У Франсуазы были определенные доводы на эту тему. «Мне казалось, –
вспоминала Франсуаза Жило, – будто мы плывем на корабле и попали в самое сердце бури, и теперь ради спасения людей стоит пожертвовать грузом – случайными связями, ложью и ненужными загадками. Я чувствовала, что с потерей каждого человека, который был хоть каким-то образом связан с Пикассо, вокруг него оставалось все меньше теплоты и неравнодушия. Я прекрасно видела, как он раз за разом говорил людям, что по вине каких-то посторонних людей в его жизни все идет не так, и я думала, с этим можно покончить, если собрать их всех в одном месте. Мы могли позволить себе купить достаточно большой особняк, чтоб у всех было по крылу, а Мария-Тереза, как мне казалось, могла бы присматривать за домом. Я стремилась все объединить, но все разваливалось на куски»[75].Несмотря на явное неудовольствие Пабло, Франсуаза подыскала, на ее взгляд, подходящий для этой цели дом: «Это был просторный особняк в районе Варенн, просто дворец по сравнению с квартирой на Гей-Люссак, тесной и, прямо скажем, ужасной. Я думала, в комфорте нам хотя бы легче станет вести нашу эксцентричную жизнь. Наверное, когда отчаиваешься, начинаешь цепляться за любую надежду. В конце концов я убедила Пабло посмотреть на дом. Он вышел и сказал, что ему не нравится архитектура»
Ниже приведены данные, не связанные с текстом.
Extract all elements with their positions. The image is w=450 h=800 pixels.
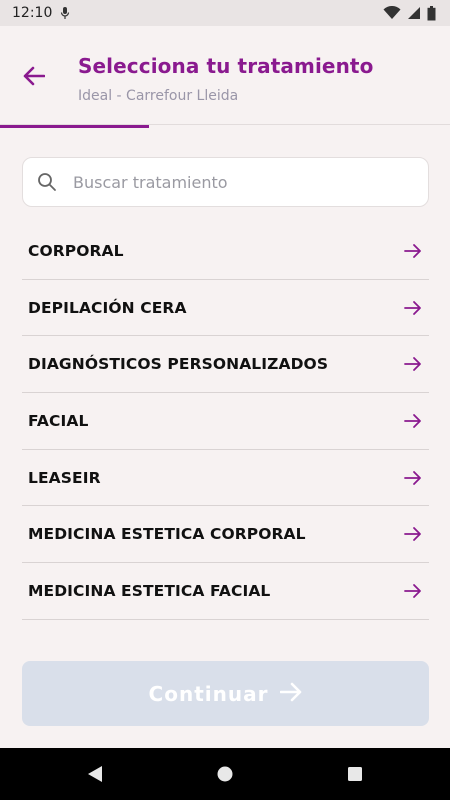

[76].Франсуазу спасала забота о детях и работа. 1 апреля 1952 года открылась ее персональная выставка. А годом ранее крупный арт-диллер Даниэль-Анри Канвейлер, давний покупатель работ Пикассо, заключил с Франсуазой долгосрочный контракт, что позволило ей обрести финансовую независимость от Пабло. Жан Кокто оценил ее творчество так: «В живописи
, – писал он, – Франсуаза использует синтаксис Пикассо, но с женской лексикой, исполненной грации. И этот синтаксис составляет остов ее творчества». После выставки правительство Франции пожелало приобрести один натюрморт, подобный этому (Чай), кисти Жило[77].